Los restos de Stanley Mera descansan en el cementerio viejo de Alcalá de Henares
Los Reyes y las máximas autoridades despiden en un funeral sobrio a los militares muertos
miércoles 26 de septiembre de 2007, 17:51h
Actualizado: 10 de octubre de 2007, 11:36h
Los Reyes, junto con el jefe del Gobierno, José Luis Rodríguez Zapatero, autoridades civiles y la cúpula militar, han rendido un homenaje de despedida a los soldados Germán Pérez y Stanley Mera, muertos el lunes en un ataque contra las tropas españolas en Afganistán, en un funeral de Estado marcado por la sobriedad.
La ceremonia se celebró en la sede de la Brigada Paracaidista (BRIPAC), en Paracuellos del Jarama (Madrid), unidad a la que pertenecían los dos fallecidos, cuyos restos mortales fueron entregados a sus familias para ser enterrados en las próximas horas en Sevilla -Germán Pérez- y en Alcalá de Henares -Stanley Mera-. Sobre sus ataúdes, cubiertos con la bandera de España, el Rey impuso, a título póstumo, la Cruz al Mérito Militar con distintivo rojo, concedida a los militares muertos.
El acto comenzó con la llegada, pasadas las 11:30 horas, de don Juan Carlos y doña Sofía al acuartelamiento, momento en el que se acercaron a los familiares de los fallecidos para ofrecerles consuelo. Algo más de una hora duró el funeral, oficiado por el arzobispo general castrense, Francisco Pérez González, quien afirmó que la muerte "miserable y violenta" de los dos soldados "nos deja sin palabras".

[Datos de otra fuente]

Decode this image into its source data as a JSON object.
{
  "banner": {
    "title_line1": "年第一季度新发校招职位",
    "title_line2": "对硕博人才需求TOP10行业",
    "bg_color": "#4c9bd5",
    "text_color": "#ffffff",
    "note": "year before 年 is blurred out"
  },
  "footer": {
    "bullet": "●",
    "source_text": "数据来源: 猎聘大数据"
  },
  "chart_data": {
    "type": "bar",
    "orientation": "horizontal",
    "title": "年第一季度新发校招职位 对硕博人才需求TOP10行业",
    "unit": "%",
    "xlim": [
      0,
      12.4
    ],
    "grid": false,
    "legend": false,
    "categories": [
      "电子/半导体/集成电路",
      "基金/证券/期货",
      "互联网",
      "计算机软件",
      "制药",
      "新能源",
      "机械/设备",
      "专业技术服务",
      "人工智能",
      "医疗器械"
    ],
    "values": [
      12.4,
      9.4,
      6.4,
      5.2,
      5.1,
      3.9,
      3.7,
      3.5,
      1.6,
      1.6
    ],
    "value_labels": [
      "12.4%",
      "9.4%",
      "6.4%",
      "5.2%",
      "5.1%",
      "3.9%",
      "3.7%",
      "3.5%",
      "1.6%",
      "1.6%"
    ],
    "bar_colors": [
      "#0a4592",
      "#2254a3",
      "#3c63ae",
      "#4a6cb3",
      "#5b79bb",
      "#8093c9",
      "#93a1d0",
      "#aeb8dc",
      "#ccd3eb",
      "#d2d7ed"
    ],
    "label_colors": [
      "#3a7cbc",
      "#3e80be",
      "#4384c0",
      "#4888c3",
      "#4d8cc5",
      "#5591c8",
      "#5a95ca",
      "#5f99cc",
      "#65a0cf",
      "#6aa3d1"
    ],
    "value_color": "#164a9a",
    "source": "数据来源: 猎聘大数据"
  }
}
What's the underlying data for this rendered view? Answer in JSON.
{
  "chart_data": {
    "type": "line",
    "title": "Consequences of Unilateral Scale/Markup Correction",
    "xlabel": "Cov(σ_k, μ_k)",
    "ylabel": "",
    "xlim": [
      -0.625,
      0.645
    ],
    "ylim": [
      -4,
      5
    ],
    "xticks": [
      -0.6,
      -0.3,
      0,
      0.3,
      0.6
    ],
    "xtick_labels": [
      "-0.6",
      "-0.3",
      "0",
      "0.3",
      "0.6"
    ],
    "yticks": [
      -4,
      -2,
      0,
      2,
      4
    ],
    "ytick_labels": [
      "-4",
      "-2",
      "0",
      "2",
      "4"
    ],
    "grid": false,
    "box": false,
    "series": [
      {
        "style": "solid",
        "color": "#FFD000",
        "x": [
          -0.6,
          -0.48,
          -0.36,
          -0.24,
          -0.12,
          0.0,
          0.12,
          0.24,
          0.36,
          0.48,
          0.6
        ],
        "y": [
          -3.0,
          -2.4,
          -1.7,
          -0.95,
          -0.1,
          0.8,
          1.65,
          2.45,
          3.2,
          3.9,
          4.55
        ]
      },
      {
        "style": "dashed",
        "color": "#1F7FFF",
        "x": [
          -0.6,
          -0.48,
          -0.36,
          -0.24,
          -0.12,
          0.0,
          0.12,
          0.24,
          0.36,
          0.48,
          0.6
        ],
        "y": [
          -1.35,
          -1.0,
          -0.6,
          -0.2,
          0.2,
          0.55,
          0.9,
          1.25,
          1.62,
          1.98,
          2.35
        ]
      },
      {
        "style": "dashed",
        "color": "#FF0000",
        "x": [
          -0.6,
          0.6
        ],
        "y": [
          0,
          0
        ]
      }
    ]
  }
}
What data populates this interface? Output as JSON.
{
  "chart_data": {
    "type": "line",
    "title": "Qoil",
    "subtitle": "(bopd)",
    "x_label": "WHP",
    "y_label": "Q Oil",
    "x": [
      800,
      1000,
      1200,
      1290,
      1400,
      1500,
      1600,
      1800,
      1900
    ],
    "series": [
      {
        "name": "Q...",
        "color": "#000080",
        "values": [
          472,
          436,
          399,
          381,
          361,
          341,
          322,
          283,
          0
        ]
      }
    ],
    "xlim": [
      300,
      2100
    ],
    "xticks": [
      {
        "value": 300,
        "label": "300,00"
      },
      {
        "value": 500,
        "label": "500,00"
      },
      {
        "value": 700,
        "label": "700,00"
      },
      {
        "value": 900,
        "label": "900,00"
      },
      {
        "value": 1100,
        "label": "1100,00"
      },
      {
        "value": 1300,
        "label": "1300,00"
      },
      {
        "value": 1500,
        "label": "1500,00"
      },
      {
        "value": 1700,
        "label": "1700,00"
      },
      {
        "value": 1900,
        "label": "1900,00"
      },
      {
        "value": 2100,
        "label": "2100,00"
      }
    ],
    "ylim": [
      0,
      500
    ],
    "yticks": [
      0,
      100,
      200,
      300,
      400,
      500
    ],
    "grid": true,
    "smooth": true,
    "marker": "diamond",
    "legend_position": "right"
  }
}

Sin embargo indicó que "los militares saben a lo que se exponen" en el cumplimiento de su profesión y "cuando llega la muerte la viven como un acontecimiento más". Los familiares de las víctimas siguieron el funeral con gran entereza y sólo en dos momentos concretos rompieron a llorar: en el homenaje a los caídos y al recibir la boina de paracaidista y las condecoraciones, de manos del jefe de la BRIPAC.
La ceremonia, que transcurrió con el protocolo militar, arrancó con los acordes de la marcha fúnebre, mientras ocho compañeros legionarios paracaidistas llevaban los féretros a hombros y los depositaban en sus armones. Una compañía de honores de legionarios paracaidistas con bandera, banda y música se encargó de hacer los honores durante el acto, que también contó con un homenaje a los que dieron su vida por España, que se desarrolló bajo la canción "La muerte no es el final".
Este constituyó uno de los momentos más intensos y emotivos para los familiares, que visiblemente emocionados observaban la colocación de una corona de flores ante los féretros. La compañía de honores recitó al unísono la oración paracaidista, interpretó el himno de despedida y cantó el himno de infantería.
Entre los asistentes a las honras fúnebres se encontraban el ministro de Defensa, José Antonio Alonso, el jefe de Estado Mayor de la Defensa, general Félix Sanz, el presidente del Congreso, Manuel Marín, el presidente del Senado, Javier Rojo, la presidenta del Tribunal Constitucional, María Emilia Casas, y el presidente del Tribunal Supremo, Francisco Hernando.
Por parte del Gobierno también asistieron los ministros de Fomento, Magdalena Álvarez, y de Industria, Joan Clos, así como el director del Centro Nacional de Inteligencia (CNI), Alberto Saiz. También acudieron el presidente del PP, Mariano Rajoy, el coordinador de IU, Gaspar Llamazares, la presidenta de la Comunidad de Madrid, Esperanza Aguirre, el alcalde de Madrid, Alberto Ruiz-Gallardón, el fiscal general del Estado, Cándido Conde Pumpido, y el portavoz parlamentario del PP, Eduardo Zaplana.
Stanley Mera
Poco después los restos mortales del militar de la Bripac, Stanley Mera fueron trasladados al cementerio viejo de Alcalá de Henares, donde reposan ya. Cinco coronas de flores, una de ellas de laurel y otra de los Príncipes de Asturias, acompañaron el cortejo fúnebre del joven de 20 años. La imagen más emotiva la protagonizó su madre que, aferrada a la boina y la cruz al mérito militar con distintivo rojo y una bandera, no cesó de besar el féretro de su hijo y de lamentar su muerte en los minutos anteriores al cortejo.